Les troupes israéliennes sont entrées à Rafah la semaine dernière. Le Premier ministre Benjamin Netanyahu a présenté la ville située à la frontière sud de Gaza avec l’Égypte comme le dernier bastion du Hamas, promettant une victoire.

Mais les militants se sont regroupés ailleurs à Gaza, même dans certaines des zones les plus durement touchées, laissant entrevoir la perspective d’une insurrection prolongée.

Les combats à Rafah ont rendu le terminal voisin de Kerem Shalom – le principal terminal de fret de Gaza – pratiquement inaccessible du côté palestinien. La prise par Israël du côté Gaza du passage de Rafah avec l’Egypte l’a contraint à fermer et a déclenché une crise dans les relations avec ce pays arabe. Les groupes humanitaires affirment que la perte des deux points de passage a paralysé les efforts visant à fournir une aide humanitaire alors que les besoins augmentent.

Dans un communiqué publié mardi, le ministre égyptien des Affaires étrangères, Sameh Choukry, a accusé Israël de « déformer les faits » et a condamné sa « tentative désespérée » de blâmer l’Égypte pour la fermeture continue du terminal. Les responsables égyptiens ont déclaré que l’opération de Rafah menaçait les deux pays accord de paix vieux de plusieurs décennies.

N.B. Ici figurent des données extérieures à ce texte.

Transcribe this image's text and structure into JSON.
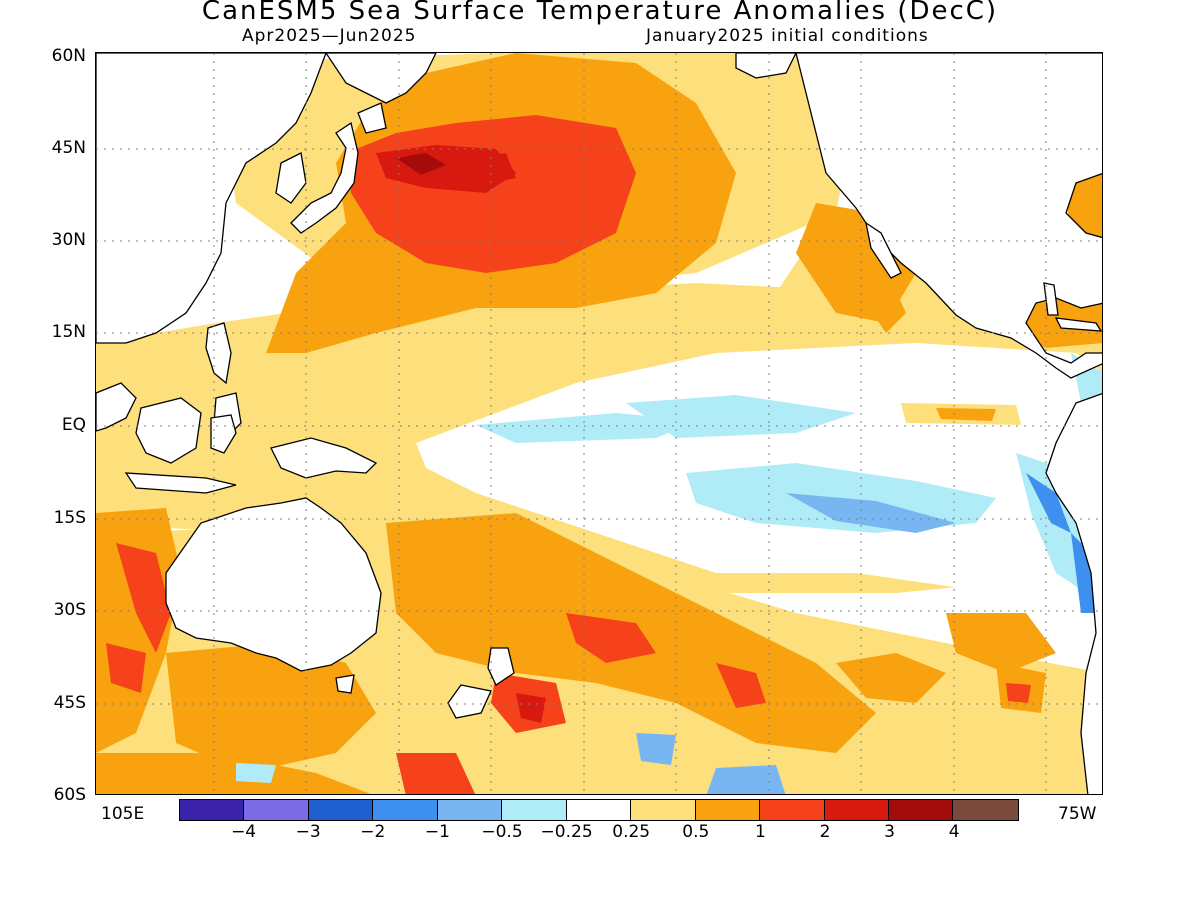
{
  "title": "CanESM5 Sea Surface Temperature Anomalies (DecC)",
  "subtitle_left": "Apr2025—Jun2025",
  "subtitle_right": "January2025 initial conditions",
  "lat_labels": [
    "60N",
    "45N",
    "30N",
    "15N",
    "EQ",
    "15S",
    "30S",
    "45S",
    "60S"
  ],
  "lon_labels": {
    "west": "105E",
    "east": "75W"
  },
  "colorbar": {
    "colors": [
      "#3a22a8",
      "#7b6ce6",
      "#1f5fd0",
      "#3d8ff0",
      "#78b6f2",
      "#b0ecf7",
      "#ffffff",
      "#fde07c",
      "#f9a20f",
      "#f5421a",
      "#d8190f",
      "#a40c0c",
      "#7a4a3d"
    ],
    "labels": [
      "−4",
      "−3",
      "−2",
      "−1",
      "−0.5",
      "−0.25",
      "0.25",
      "0.5",
      "1",
      "2",
      "3",
      "4"
    ]
  }
}
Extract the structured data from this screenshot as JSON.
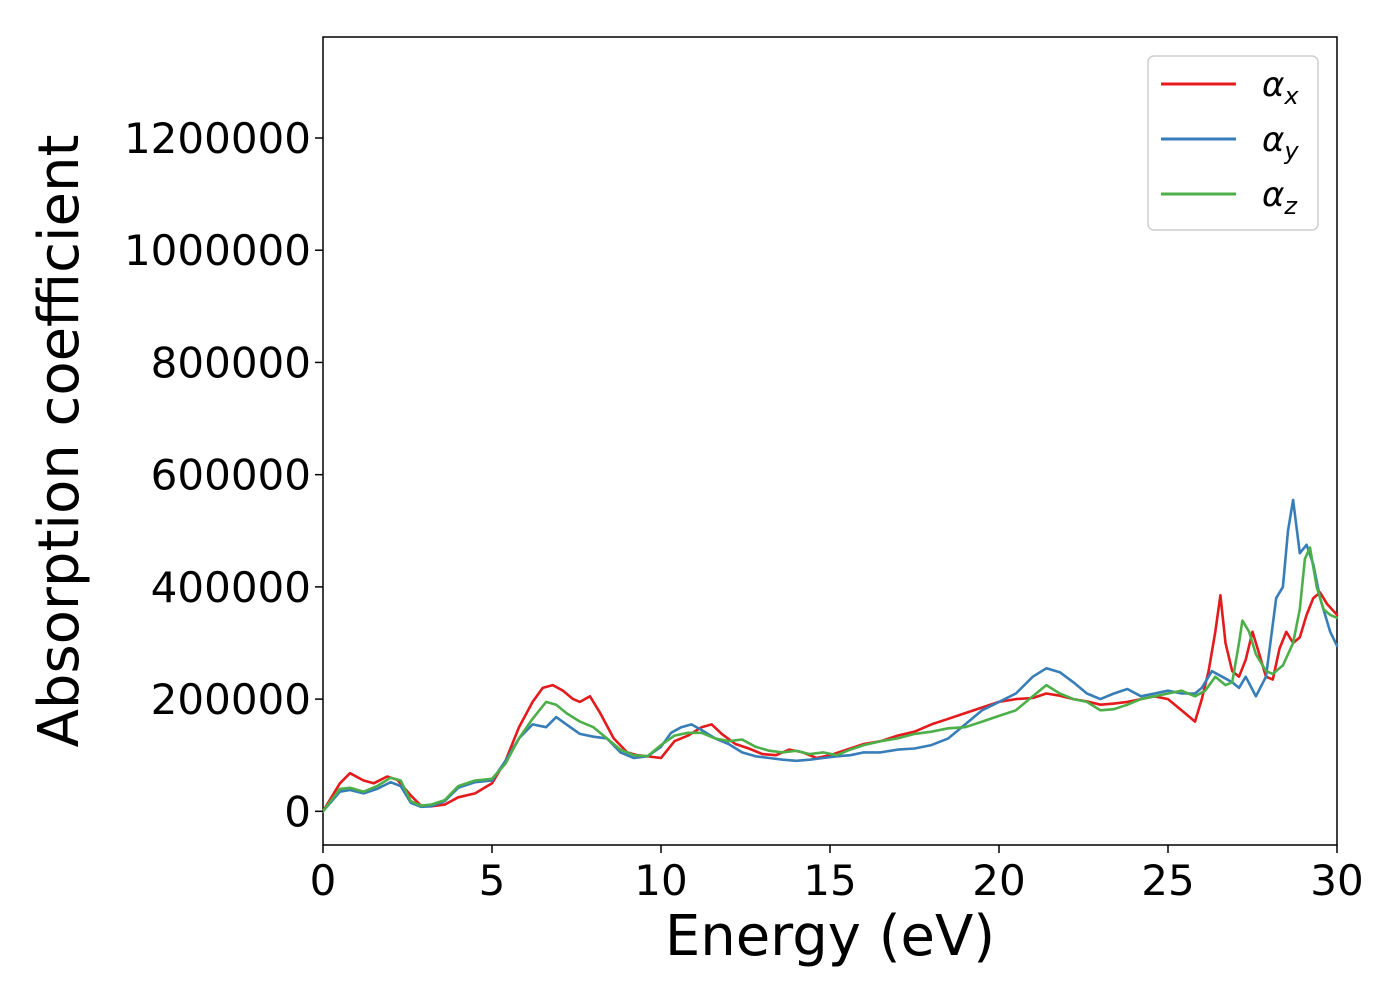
{
  "chart_data": {
    "type": "line",
    "title": "",
    "xlabel": "Energy (eV)",
    "ylabel": "Absorption coefficient",
    "xlim": [
      0,
      30
    ],
    "ylim": [
      -60000,
      1380000
    ],
    "xticks": [
      0,
      5,
      10,
      15,
      20,
      25,
      30
    ],
    "yticks": [
      0,
      200000,
      400000,
      600000,
      800000,
      1000000,
      1200000
    ],
    "grid": false,
    "legend_position": "top-right",
    "series": [
      {
        "name": "αx",
        "symbol": "α",
        "subscript": "x",
        "color": "#e41a1c",
        "x": [
          0,
          0.5,
          0.8,
          1.2,
          1.5,
          1.9,
          2.2,
          2.6,
          2.9,
          3.2,
          3.6,
          4.0,
          4.5,
          5.0,
          5.4,
          5.8,
          6.2,
          6.5,
          6.8,
          7.1,
          7.4,
          7.6,
          7.9,
          8.2,
          8.6,
          9.0,
          9.3,
          9.6,
          10.0,
          10.4,
          10.8,
          11.2,
          11.5,
          11.8,
          12.2,
          12.6,
          13.0,
          13.4,
          13.8,
          14.2,
          14.6,
          15.0,
          15.5,
          16.0,
          16.5,
          17.0,
          17.5,
          18.0,
          18.5,
          19.0,
          19.5,
          20.0,
          20.5,
          21.0,
          21.4,
          21.8,
          22.2,
          22.6,
          23.0,
          23.4,
          23.8,
          24.2,
          24.6,
          25.0,
          25.4,
          25.8,
          26.0,
          26.2,
          26.4,
          26.55,
          26.7,
          26.9,
          27.1,
          27.3,
          27.5,
          27.7,
          27.9,
          28.1,
          28.3,
          28.5,
          28.7,
          28.9,
          29.1,
          29.3,
          29.5,
          29.7,
          30.0
        ],
        "y": [
          0,
          50000,
          68000,
          55000,
          50000,
          62000,
          56000,
          28000,
          10000,
          9000,
          12000,
          25000,
          32000,
          50000,
          90000,
          150000,
          195000,
          220000,
          225000,
          215000,
          200000,
          195000,
          205000,
          175000,
          130000,
          105000,
          100000,
          98000,
          95000,
          125000,
          135000,
          150000,
          155000,
          138000,
          120000,
          112000,
          102000,
          100000,
          110000,
          105000,
          95000,
          100000,
          110000,
          120000,
          125000,
          135000,
          142000,
          155000,
          165000,
          175000,
          185000,
          195000,
          200000,
          202000,
          210000,
          206000,
          200000,
          196000,
          190000,
          192000,
          195000,
          200000,
          205000,
          200000,
          180000,
          160000,
          200000,
          250000,
          320000,
          385000,
          300000,
          250000,
          240000,
          270000,
          320000,
          280000,
          240000,
          235000,
          290000,
          320000,
          300000,
          310000,
          350000,
          380000,
          390000,
          370000,
          350000
        ]
      },
      {
        "name": "αy",
        "symbol": "α",
        "subscript": "y",
        "color": "#377eb8",
        "x": [
          0,
          0.5,
          0.8,
          1.2,
          1.6,
          2.0,
          2.3,
          2.6,
          2.9,
          3.2,
          3.6,
          4.0,
          4.5,
          5.0,
          5.4,
          5.8,
          6.2,
          6.6,
          6.9,
          7.2,
          7.6,
          8.0,
          8.4,
          8.8,
          9.2,
          9.6,
          10.0,
          10.3,
          10.6,
          10.9,
          11.2,
          11.6,
          12.0,
          12.4,
          12.8,
          13.2,
          13.6,
          14.0,
          14.4,
          14.8,
          15.2,
          15.6,
          16.0,
          16.5,
          17.0,
          17.5,
          18.0,
          18.5,
          19.0,
          19.5,
          20.0,
          20.5,
          21.0,
          21.4,
          21.8,
          22.2,
          22.6,
          23.0,
          23.4,
          23.8,
          24.2,
          24.6,
          25.0,
          25.4,
          25.8,
          26.0,
          26.3,
          26.6,
          26.9,
          27.1,
          27.3,
          27.6,
          27.9,
          28.2,
          28.4,
          28.55,
          28.7,
          28.9,
          29.1,
          29.3,
          29.5,
          29.8,
          30.0
        ],
        "y": [
          0,
          35000,
          38000,
          32000,
          40000,
          52000,
          45000,
          15000,
          8000,
          9000,
          18000,
          42000,
          52000,
          55000,
          90000,
          130000,
          155000,
          150000,
          168000,
          155000,
          138000,
          133000,
          130000,
          105000,
          95000,
          98000,
          115000,
          140000,
          150000,
          155000,
          145000,
          130000,
          120000,
          105000,
          98000,
          95000,
          92000,
          90000,
          92000,
          95000,
          98000,
          100000,
          105000,
          105000,
          110000,
          112000,
          118000,
          130000,
          155000,
          180000,
          195000,
          210000,
          240000,
          255000,
          248000,
          230000,
          210000,
          200000,
          210000,
          218000,
          205000,
          210000,
          215000,
          210000,
          210000,
          220000,
          250000,
          240000,
          230000,
          220000,
          240000,
          205000,
          240000,
          380000,
          400000,
          500000,
          555000,
          460000,
          475000,
          440000,
          380000,
          320000,
          295000
        ]
      },
      {
        "name": "αz",
        "symbol": "α",
        "subscript": "z",
        "color": "#4daf4a",
        "x": [
          0,
          0.5,
          0.8,
          1.2,
          1.6,
          2.0,
          2.3,
          2.6,
          2.9,
          3.2,
          3.6,
          4.0,
          4.5,
          5.0,
          5.4,
          5.8,
          6.2,
          6.6,
          6.9,
          7.2,
          7.6,
          8.0,
          8.4,
          8.8,
          9.2,
          9.6,
          10.0,
          10.4,
          10.8,
          11.2,
          11.6,
          12.0,
          12.4,
          12.8,
          13.2,
          13.6,
          14.0,
          14.4,
          14.8,
          15.2,
          15.6,
          16.0,
          16.5,
          17.0,
          17.5,
          18.0,
          18.5,
          19.0,
          19.5,
          20.0,
          20.5,
          21.0,
          21.4,
          21.8,
          22.2,
          22.6,
          23.0,
          23.4,
          23.8,
          24.2,
          24.6,
          25.0,
          25.4,
          25.8,
          26.1,
          26.4,
          26.7,
          26.9,
          27.1,
          27.2,
          27.4,
          27.6,
          27.9,
          28.1,
          28.4,
          28.7,
          28.9,
          29.05,
          29.2,
          29.4,
          29.6,
          29.8,
          30.0
        ],
        "y": [
          0,
          40000,
          42000,
          35000,
          45000,
          60000,
          55000,
          18000,
          10000,
          12000,
          20000,
          45000,
          55000,
          58000,
          85000,
          130000,
          165000,
          195000,
          190000,
          175000,
          160000,
          150000,
          130000,
          110000,
          100000,
          98000,
          118000,
          135000,
          140000,
          140000,
          130000,
          125000,
          128000,
          115000,
          108000,
          105000,
          108000,
          102000,
          105000,
          100000,
          110000,
          118000,
          125000,
          130000,
          138000,
          142000,
          148000,
          150000,
          160000,
          170000,
          180000,
          205000,
          225000,
          210000,
          200000,
          195000,
          180000,
          182000,
          190000,
          200000,
          205000,
          210000,
          215000,
          205000,
          215000,
          240000,
          225000,
          230000,
          300000,
          340000,
          320000,
          280000,
          250000,
          245000,
          260000,
          300000,
          360000,
          450000,
          470000,
          400000,
          360000,
          350000,
          345000
        ]
      }
    ]
  }
}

Choukry répondait aux remarques du ministre israélien des Affaires étrangères, Israel Katz, qui a déclaré qu’il était “nécessaire de persuader l’Egypte de rouvrir le terminal de Rafah pour permettre la poursuite de l’acheminement de l’aide humanitaire internationale à Gaza”.

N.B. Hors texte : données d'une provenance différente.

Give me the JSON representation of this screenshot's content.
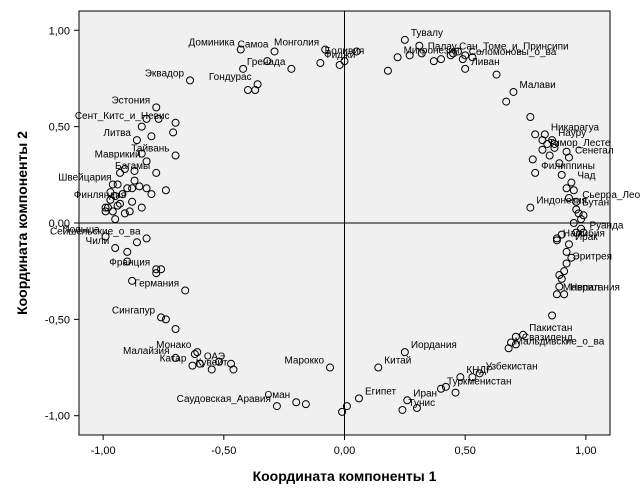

Des Palestiniens regardent les destructions après une attaque israélienne contre une école gérée par l'UNRWA, l'agence des Nations Unies qui vient en aide aux réfugiés palestiniens, à Nuseirat, dans la bande de Gaza, le mardi 14 mai 2024. (AP Photo/Abdel Kareem Hana)

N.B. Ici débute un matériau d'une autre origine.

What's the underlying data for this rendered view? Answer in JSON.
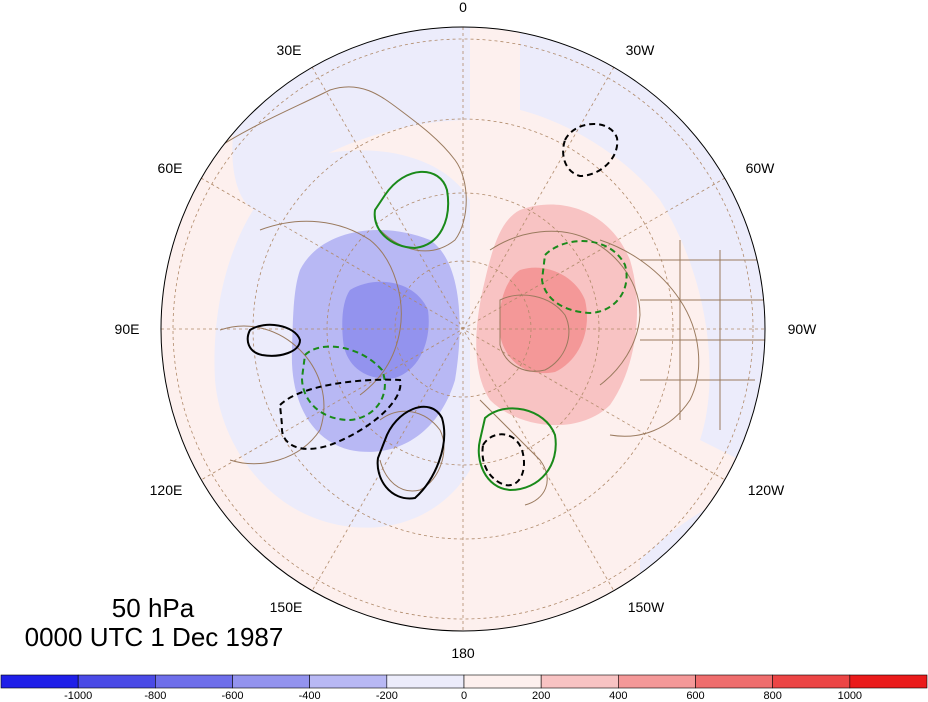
{
  "map": {
    "level_label": "50 hPa",
    "time_label": "0000 UTC 1 Dec 1987",
    "longitude_labels": [
      "0",
      "30W",
      "60W",
      "90W",
      "120W",
      "150W",
      "180",
      "150E",
      "120E",
      "90E",
      "60E",
      "30E"
    ],
    "colors": {
      "land_outline": "#9a7a5e",
      "graticule": "#b08a6a",
      "positive_contour": "#000000",
      "negative_contour": "#1a8a1a"
    },
    "anomaly_regions": [
      {
        "name": "negative-anomaly-center-eurasia",
        "level": "-200 to -600"
      },
      {
        "name": "positive-anomaly-center-canada",
        "level": "200 to 600"
      }
    ]
  },
  "colorbar": {
    "colors": [
      "#1f1fe8",
      "#4a4ae6",
      "#6e6eea",
      "#9393ee",
      "#b8b8f4",
      "#ececfb",
      "#fdf0ee",
      "#f8c3c3",
      "#f49898",
      "#ef6d6d",
      "#ec4545",
      "#ea1b1b"
    ],
    "tick_labels": [
      "-1000",
      "-800",
      "-600",
      "-400",
      "-200",
      "0",
      "200",
      "400",
      "600",
      "800",
      "1000"
    ]
  }
}
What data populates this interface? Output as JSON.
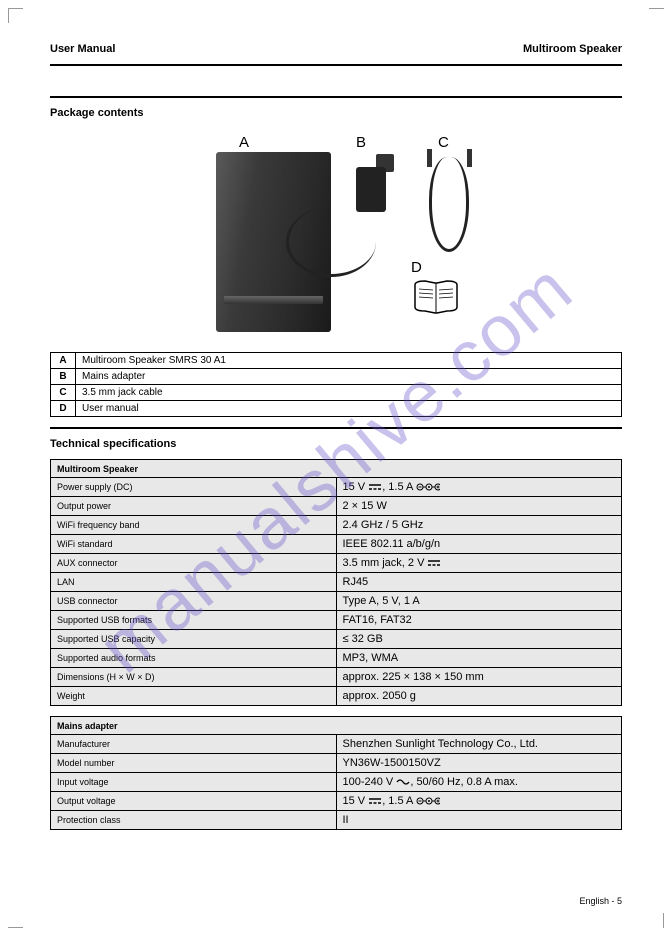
{
  "header": {
    "left": "User Manual",
    "right": "Multiroom Speaker"
  },
  "section1": {
    "title": "Package contents"
  },
  "labels": {
    "a": "A",
    "b": "B",
    "c": "C",
    "d": "D"
  },
  "items": [
    {
      "key": "A",
      "text": "Multiroom Speaker SMRS 30 A1"
    },
    {
      "key": "B",
      "text": "Mains adapter"
    },
    {
      "key": "C",
      "text": "3.5 mm jack cable"
    },
    {
      "key": "D",
      "text": "User manual"
    }
  ],
  "section2": {
    "title": "Technical specifications"
  },
  "spec_main_header": "Multiroom Speaker",
  "specs_main": [
    {
      "label": "Power supply (DC)",
      "value_prefix": "15 V ",
      "value_suffix": ", 1.5 A ",
      "has_dc": true,
      "has_polarity": true
    },
    {
      "label": "Output power",
      "value": "2 × 15 W"
    },
    {
      "label": "WiFi frequency band",
      "value": "2.4 GHz / 5 GHz"
    },
    {
      "label": "WiFi standard",
      "value": "IEEE 802.11 a/b/g/n"
    },
    {
      "label": "AUX connector",
      "value_prefix": "3.5 mm jack, 2 V ",
      "has_dc": true
    },
    {
      "label": "LAN",
      "value": "RJ45"
    },
    {
      "label": "USB connector",
      "value": "Type A, 5 V, 1 A"
    },
    {
      "label": "Supported USB formats",
      "value": "FAT16, FAT32"
    },
    {
      "label": "Supported USB capacity",
      "value": "≤ 32 GB"
    },
    {
      "label": "Supported audio formats",
      "value": "MP3, WMA"
    },
    {
      "label": "Dimensions (H × W × D)",
      "value": "approx. 225 × 138 × 150 mm"
    },
    {
      "label": "Weight",
      "value": "approx. 2050 g"
    }
  ],
  "spec_adapter_header": "Mains adapter",
  "specs_adapter": [
    {
      "label": "Manufacturer",
      "value": "Shenzhen Sunlight Technology Co., Ltd."
    },
    {
      "label": "Model number",
      "value": "YN36W-1500150VZ"
    },
    {
      "label": "Input voltage",
      "value_prefix": "100-240 V ",
      "value_suffix": ", 50/60 Hz, 0.8 A max.",
      "has_ac": true
    },
    {
      "label": "Output voltage",
      "value_prefix": "15 V ",
      "value_suffix": ", 1.5 A ",
      "has_dc": true,
      "has_polarity": true
    },
    {
      "label": "Protection class",
      "value": "II"
    }
  ],
  "footer": {
    "page": "English - 5"
  }
}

Des Palestiniens regardent les destructions après une attaque israélienne contre une école gérée par l’UNRWA, l’agence des Nations Unies qui vient en aide aux réfugiés palestiniens, à Nuseirat, dans la bande de Gaza, le mardi 14 mai 2024. (AP Photo/Abdel Kareem Hana)

L’Égypte a joué un rôle clé au cours des mois d’efforts de médiation visant à négocier un cessez-le-feu entre Israël et le Hamas et à libérer les otages. Le dernier cycle de négociations s’est terminé la semaine dernière sans résultat.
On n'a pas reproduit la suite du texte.